I agree. I was thinking the same thing. The workflows need a bit of description with them. The colored dots was a way to try to incorporate folder structure, which is keyed in EDiLD's example. Maybe each workflow should have it's own page? There are a few more workflows people are giving me, but I think I will work on them later. I am going to deal with the page structure so I can add children pages to the workflow section.
+1 on the separate pages
@jhollist I can confirm the latest version of RStudio works like that, effortless rmd to pdf/html/docx mostly thanks to the new version of the rmarkdown package
Also, here's another workflow/file structure diagram from Christopher Gandrud's book Reproducible Research with R and RStudio (very cool that the entire book can be reproduced!):
@EDiLD your suggestion about externalised code is very useful and we should point to some ways that R enables that (source
ing r script, read_chunk
, having child files and so on)
@benmarwick , I can also confirm. I grabbed the preview version this morning just to try it out. Pretty cool and might be enough to get a few more point-and-clickers on board...
And I'd add to the externalised code list, creating a separate R package for the code. Similar to source
of course, but forces a bit more structure on it. I have two papers I am working on now that we are trying this. All analysis in an R package (including figures) and simply loading the package in a code chunk and then calling the appropriate function in the flow of the manuscript.
+1 for research-project-as-R-package, an excellent idea that encourages structured documentation of the code, and tests can help ensure the code actually works. Gentleman and Temple Lang make a great case for this here, calling it a compendium.
Christopher Gandrud's workflow is badass!
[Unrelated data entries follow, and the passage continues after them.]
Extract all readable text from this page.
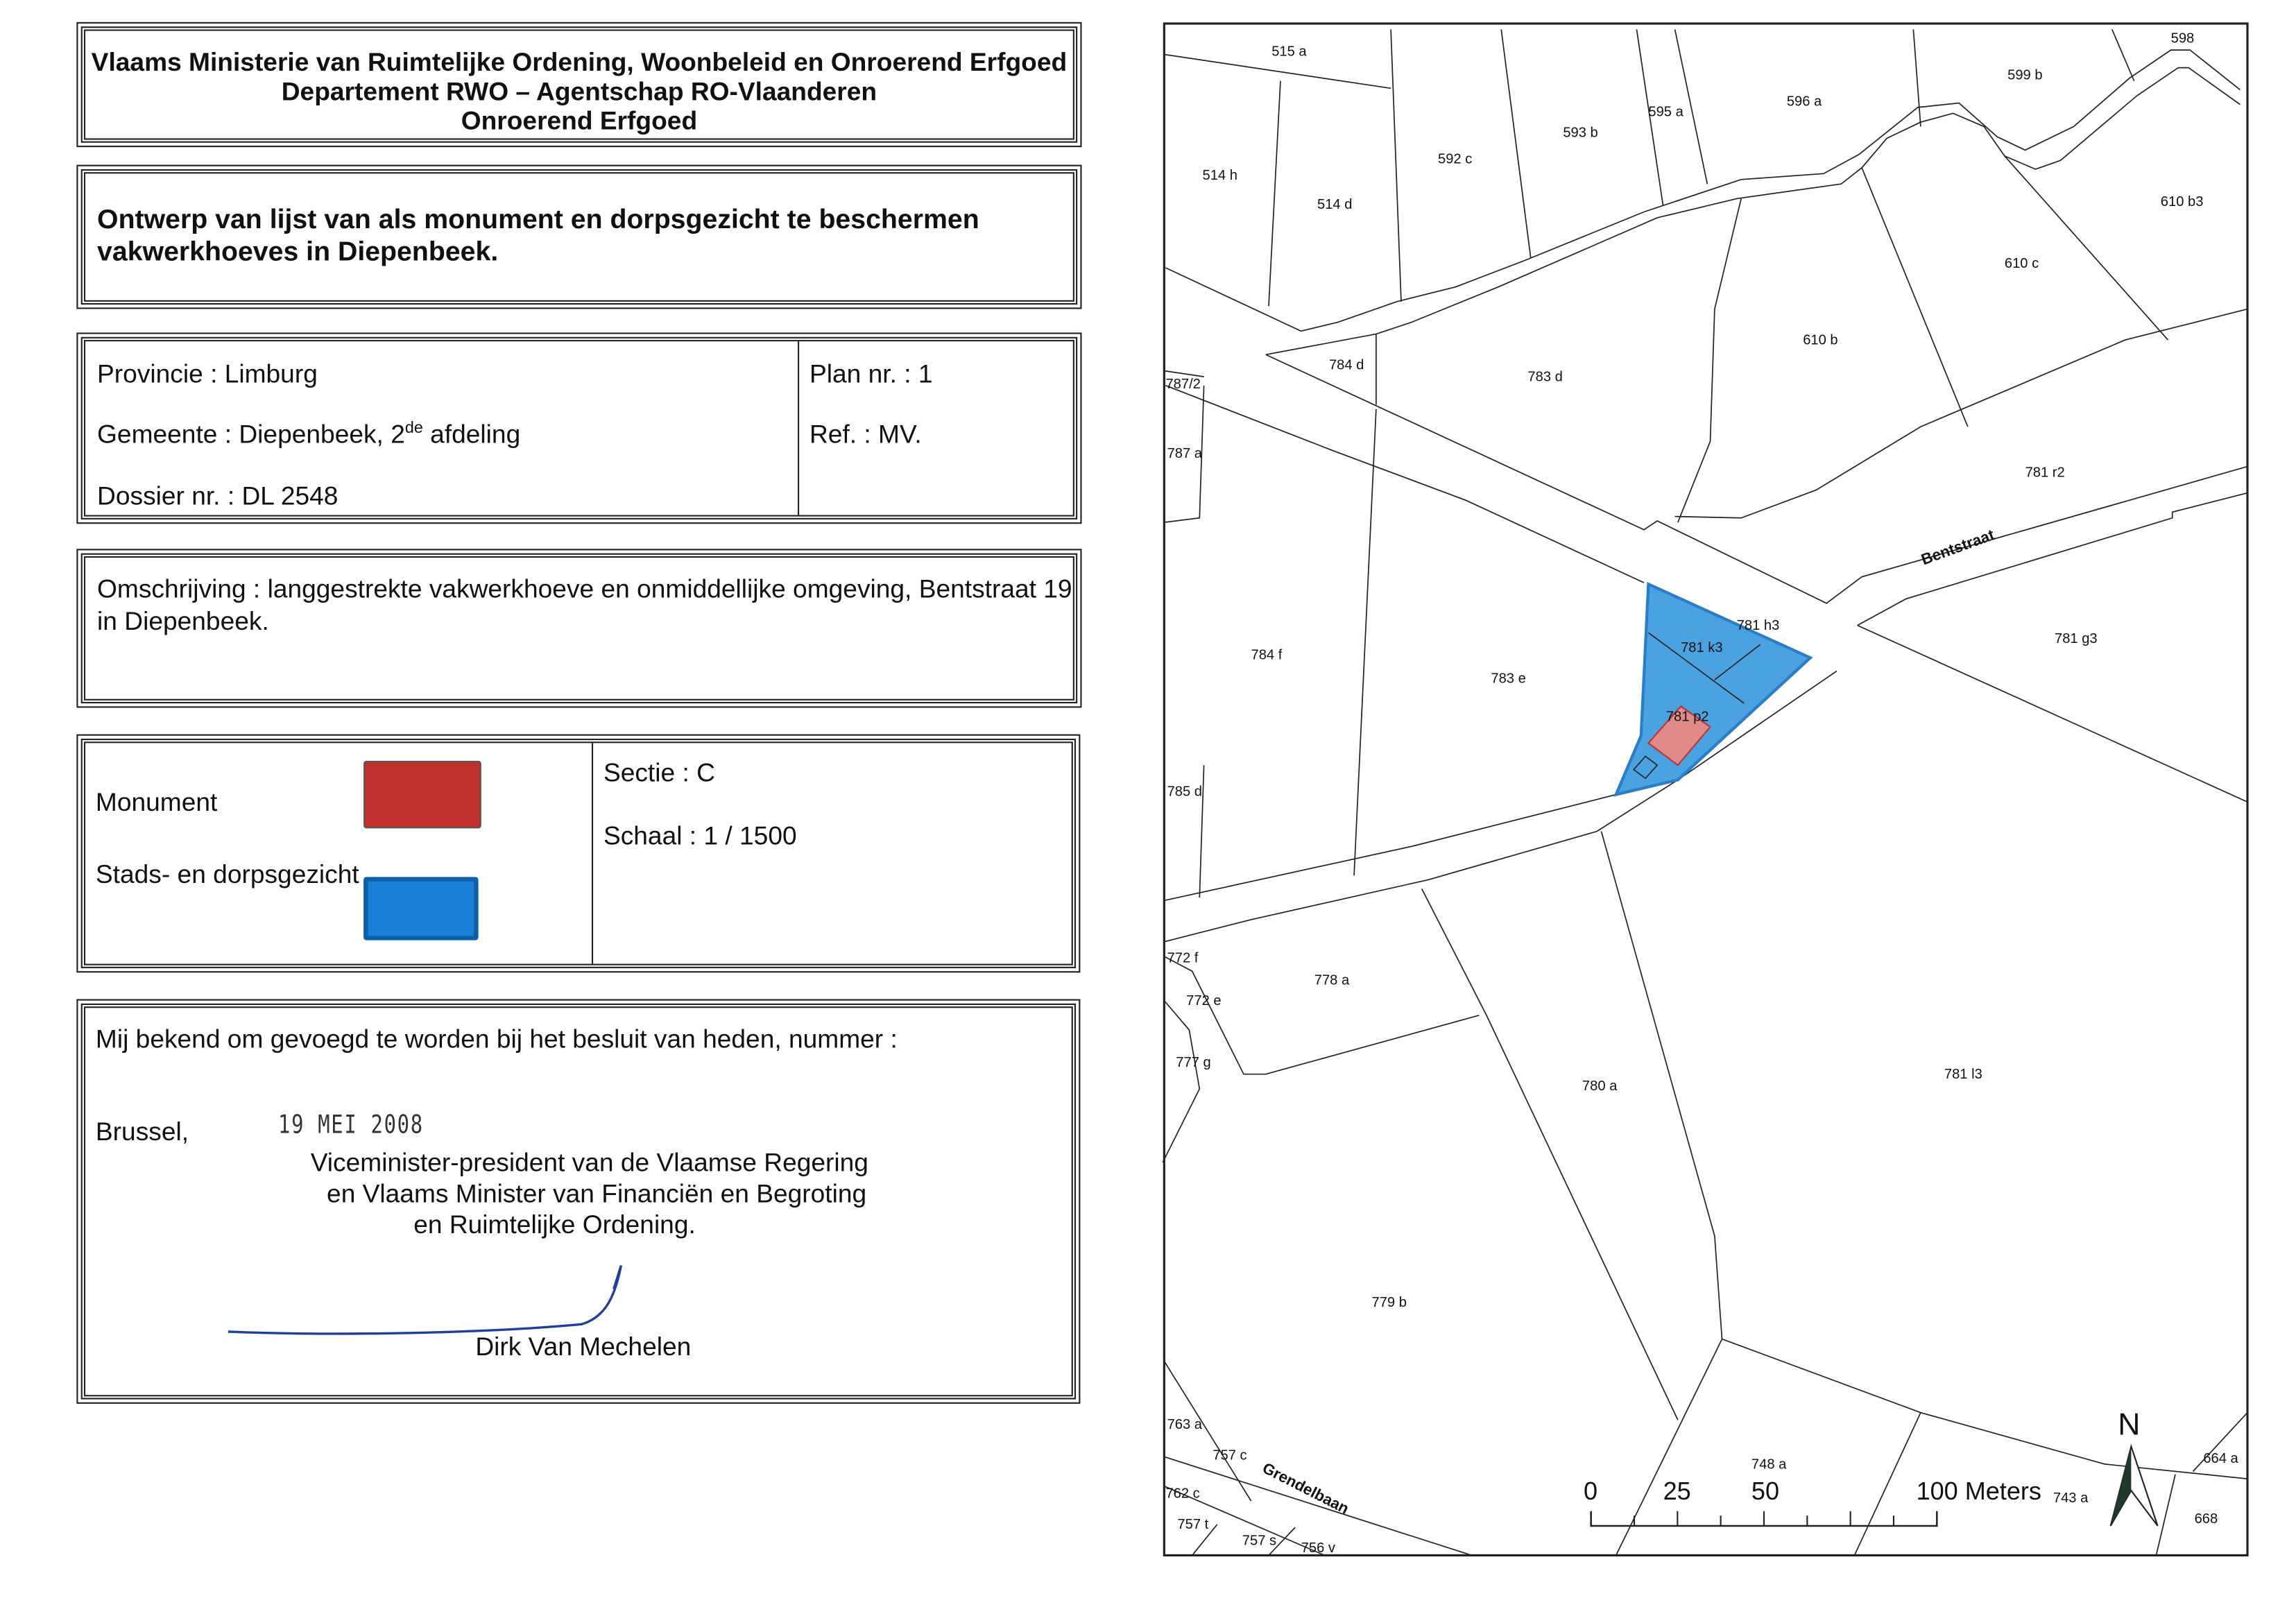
Vlaams Ministerie van Ruimtelijke Ordening, Woonbeleid en Onroerend Erfgoed
Departement RWO – Agentschap RO-Vlaanderen
Onroerend Erfgoed
Ontwerp van lijst van als monument en dorpsgezicht te beschermen
vakwerkhoeves in Diepenbeek.
Provincie : Limburg
Gemeente : Diepenbeek, 2de afdeling
Dossier nr. : DL 2548
Plan nr. : 1
Ref. : MV.
Omschrijving : langgestrekte vakwerkhoeve en onmiddellijke omgeving, Bentstraat 19
in Diepenbeek.
Monument
Stads- en dorpsgezicht
Sectie : C
Schaal : 1 / 1500
Mij bekend om gevoegd te worden bij het besluit van heden, nummer :
Brussel,	19 MEI 2008
Viceminister-president van de Vlaamse Regering
en Vlaams Minister van Financiën en Begroting
en Ruimtelijke Ordening.
Dirk Van Mechelen
515 a
514 h
514 d
592 c
593 b
595 a
596 a
599 b
598
610 b3
610 c
610 b
783 d
784 d
787/2
787 a
781 r2
781 k3
781 h3
781 g3
784 f
783 e
781 p2
785 d
772 f
772 e
778 a
777 g
780 a
781 l3
779 b
763 a
757 c
762 c
757 t
757 s	756 v
748 a
743 a
664 a
668
Bentstraat
Grendelbaan	0	25	50	100 Meters
N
For a detailed look at folder structure that follows any of the workflows we use, we can also provide Github repo links that use that structure.
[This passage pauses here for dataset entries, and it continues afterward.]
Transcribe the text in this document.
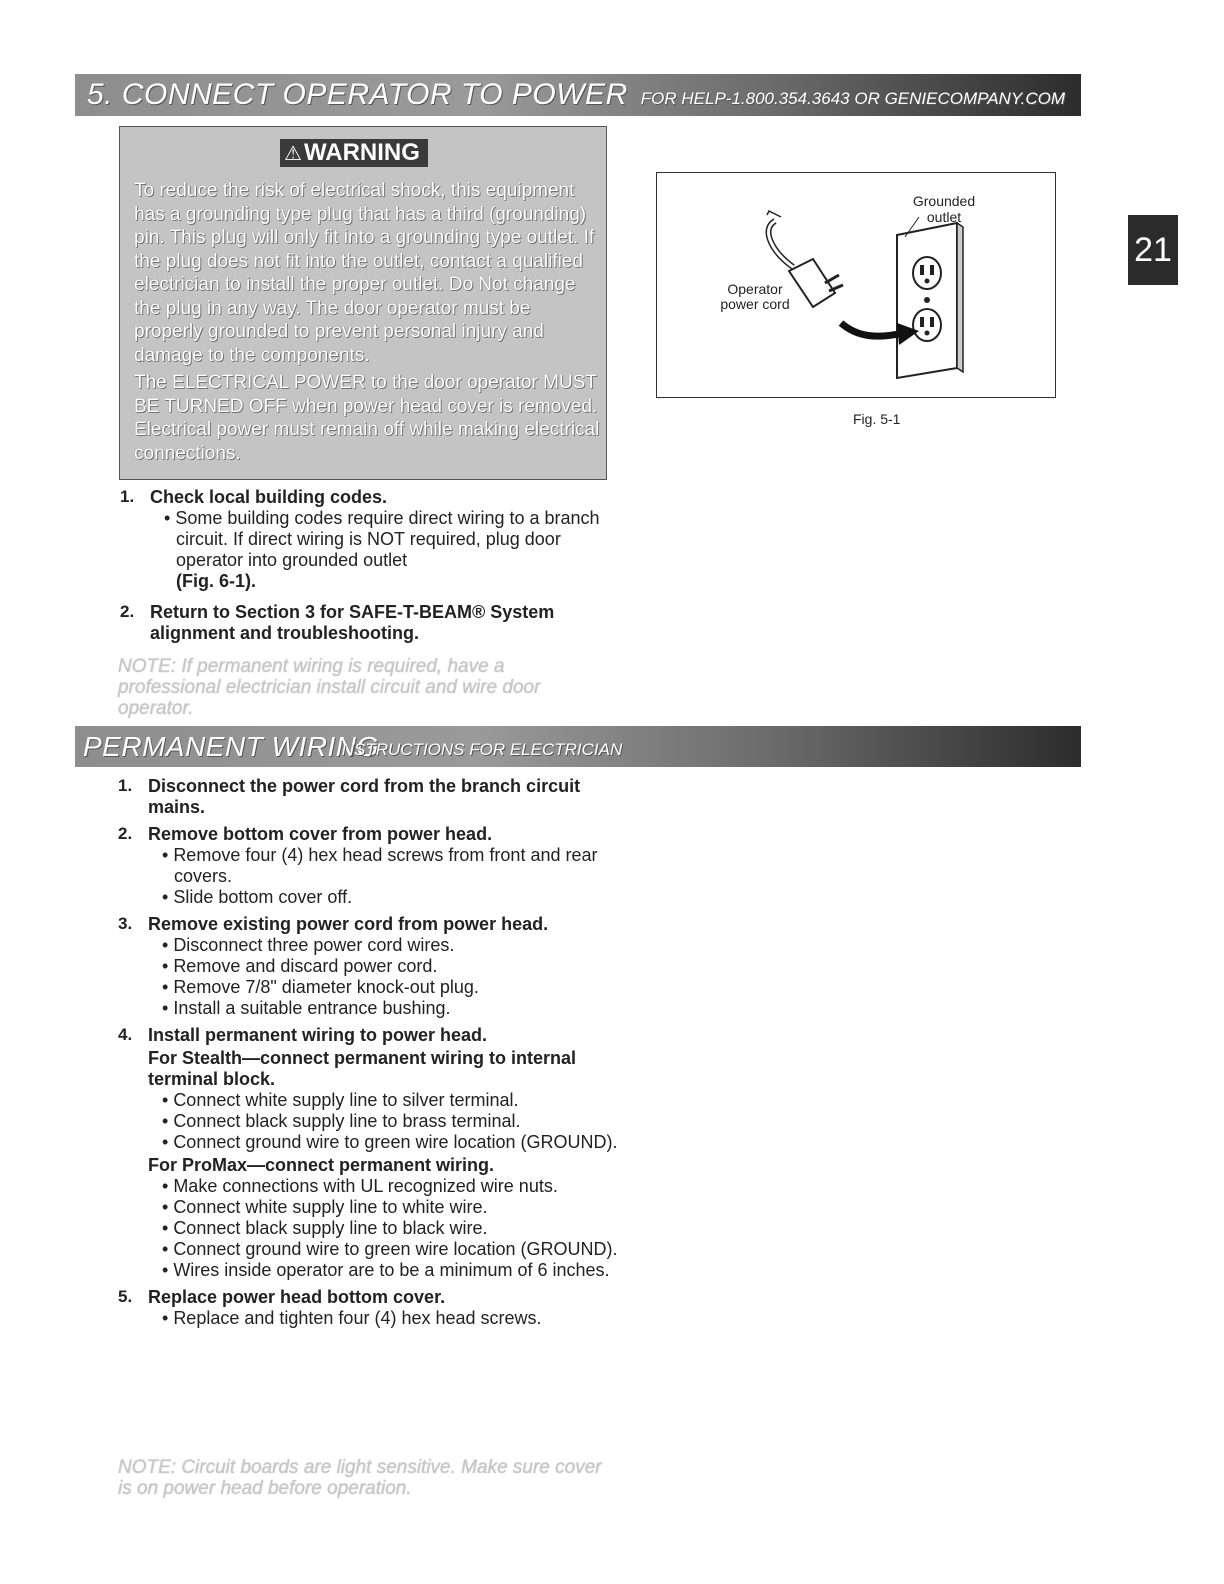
5. CONNECT OPERATOR TO POWER FOR HELP-1.800.354.3643 OR GENIECOMPANY.COM
⚠WARNING

To reduce the risk of electrical shock, this equipment has a grounding type plug that has a third (grounding) pin. This plug will only fit into a grounding type outlet. If the plug does not fit into the outlet, contact a qualified electrician to install the proper outlet. Do Not change the plug in any way. The door operator must be properly grounded to prevent personal injury and damage to the components.

The ELECTRICAL POWER to the door operator MUST BE TURNED OFF when power head cover is removed. Electrical power must remain off while making electrical connections.

Grounded
outlet
Operator
power cord
Fig. 5-1
21
1. Check local building codes.
• Some building codes require direct wiring to a branch circuit. If direct wiring is NOT required, plug door operator into grounded outlet
(Fig. 6-1).
2. Return to Section 3 for SAFE-T-BEAM® System alignment and troubleshooting.
NOTE: If permanent wiring is required, have a professional electrician install circuit and wire door operator.
PERMANENT WIRING
INSTRUCTIONS FOR ELECTRICIAN
1. Disconnect the power cord from the branch circuit mains.
2. Remove bottom cover from power head.
• Remove four (4) hex head screws from front and rear covers.
• Slide bottom cover off.
3. Remove existing power cord from power head.
• Disconnect three power cord wires.
• Remove and discard power cord.
• Remove 7/8" diameter knock-out plug.
• Install a suitable entrance bushing.
4. Install permanent wiring to power head.
For Stealth—connect permanent wiring to internal terminal block.
• Connect white supply line to silver terminal.
• Connect black supply line to brass terminal.
• Connect ground wire to green wire location (GROUND).
For ProMax—connect permanent wiring.
• Make connections with UL recognized wire nuts.
• Connect white supply line to white wire.
• Connect black supply line to black wire.
• Connect ground wire to green wire location (GROUND).
• Wires inside operator are to be a minimum of 6 inches.
5. Replace power head bottom cover.
• Replace and tighten four (4) hex head screws.
NOTE: Circuit boards are light sensitive. Make sure cover is on power head before operation.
I will make another workflow that is super simple using R Studio, in the description I can specify that this is the easiest. The only reason I see that people wouldn't want to use this is if they want specific styling for the PDF/HTML output. Any other reason you guys can think of?
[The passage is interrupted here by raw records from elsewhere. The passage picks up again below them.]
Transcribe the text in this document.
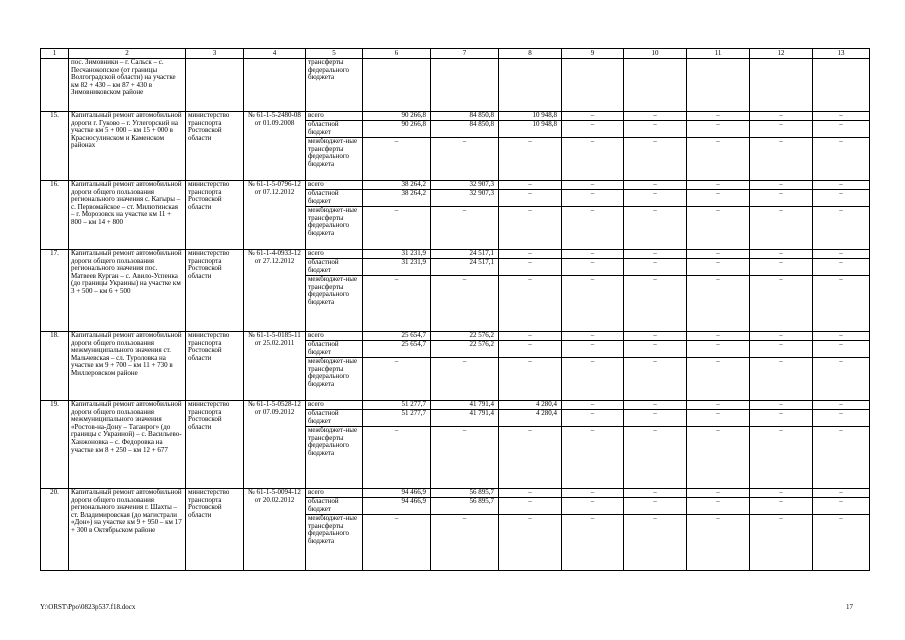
1	2	3	4	5	6	7	8	9	10	11	12	13
	пос. Зимовники – г. Сальск – с. Песчанокопское (от границы Волгоградской области) на участке км 82 + 430 – км 87 + 430 в Зимовниковском районе			трансферты федерального бюджета								
15.	Капитальный ремонт автомобильной дороги г. Гуково – г. Углегорский на участке км 5 + 000 – км 15 + 000 в Красносулинском и Каменском районах	министерство транспорта Ростовской области	№ 61-1-5-2480-08 от 01.09.2008	всего	90 266,8	84 850,8	10 948,8	–	–	–	–	–
				областной бюджет	90 266,8	84 850,8	10 948,8	–	–	–	–	–
				межбюджет-ные трансферты федерального бюджета	–	–	–	–	–	–	–	–
16.	Капитальный ремонт автомобильной дороги общего пользования регионального значения с. Кагыры – с. Первомайское – ст. Милютинская – г. Морозовск на участке км 11 + 800 – км 14 + 800	министерство транспорта Ростовской области	№ 61-1-5-0796-12 от 07.12.2012	всего	38 264,2	32 907,3	–	–	–	–	–	–
				областной бюджет	38 264,2	32 907,3	–	–	–	–	–	–
				межбюджет-ные трансферты федерального бюджета	–	–	–	–	–	–	–	–
17.	Капитальный ремонт автомобильной дороги общего пользования регионального значения пос. Матвеев Курган – с. Авило-Успенка (до границы Украины) на участке км 3 + 500 – км 6 + 500	министерство транспорта Ростовской области	№ 61-1-4-0933-12 от 27.12.2012	всего	31 231,9	24 517,1	–	–	–	–	–	–
				областной бюджет	31 231,9	24 517,1	–	–	–	–	–	–
				межбюджет-ные трансферты федерального бюджета	–	–	–	–	–	–	–	–
18.	Капитальный ремонт автомобильной дороги общего пользования межмуниципального значения ст. Мальчевская – сл. Туроловка на участке км 9 + 700 – км 11 + 730 в Миллеровском районе	министерство транспорта Ростовской области	№ 61-1-5-0185-11 от 25.02.2011	всего	25 654,7	22 576,2	–	–	–	–	–	–
				областной бюджет	25 654,7	22 576,2	–	–	–	–	–	–
				межбюджет-ные трансферты федерального бюджета	–	–	–	–	–	–	–	–
19.	Капитальный ремонт автомобильной дороги общего пользования межмуниципального значения «Ростов-на-Дону – Таганрог» (до границы с Украиной) – с. Васильево-Ханжоновка – с. Федоровка на участке км 8 + 250 – км 12 + 677	министерство транспорта Ростовской области	№ 61-1-5-0528-12 от 07.09.2012	всего	51 277,7	41 791,4	4 280,4	–	–	–	–	–
				областной бюджет	51 277,7	41 791,4	4 280,4	–	–	–	–	–
				межбюджет-ные трансферты федерального бюджета	–	–	–	–	–	–	–	–
20.	Капитальный ремонт автомобильной дороги общего пользования регионального значения г. Шахты – ст. Владимировская (до магистрали «Дон») на участке км 9 + 950 – км 17 + 300 в Октябрьском районе	министерство транспорта Ростовской области	№ 61-1-5-0094-12 от 20.02.2012	всего	94 466,9	56 895,7	–	–	–	–	–	–
				областной бюджет	94 466,9	56 895,7	–	–	–	–	–	–
				межбюджет-ные трансферты федерального бюджета	–	–	–	–	–	–	–	–
Y:\ORST\Ppo\0823p537.f18.docx	17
Good plan, I agree about RStudio being the simplest, and probably the most suitable for those getting starting with all this (is that our target audience?). Folks passionately committed to other environmentals (emacs, etc.) would likely have strong views otherwise.
@iamciera Do you have the preview version of RStudio (released yesterday!)? That has all the fun pandoc integration.
And, just thinking out loud here, but I would bet that you can also control the styling of the output for the .docx and .pdf. Since RStudio is using pandoc, they likely have template .docx or .sty files to control the styling.
One downfall to the RStudio is automation, but if that is a concern for a user, they probably would be using a different workflow to begin with!
In any event, I agree that it is the easiest option and most certainly a good one to include.
No I did not! I will update now my RStudio now and mess around with it a bit. There are Rstudio people here who will def know if this is possible (the styling), I will ask them at lunch.
@jhollist, you are right though, we should strive to have the simplest workflows because the people who are interested with little automation are most likely making their own workflows anyway. That is something we should keep in mind through out all of this. The people who we really want to reach with this guide is people new to thinking in this way, so the simpler the better, for everything.
@iamciera +100 on "The people who we really want to reach with this guide is people new to thinking in this way"
Oh, and let me know what you find out about the styling. I dug around a bit, but didn't see anything obvious.
Yes, sourcing R-scripts would make the .Rmd more readable and also maintainance of code should be easy, without touching the paper. Why, didn't I though of this???...
It would be nice to have the workflows easily generated so in the future people can add their own, ideally with all of them matching in format and color coding. I can generate them fast in Illustrator, but this would not help long term.
Another will be collecting the workflows.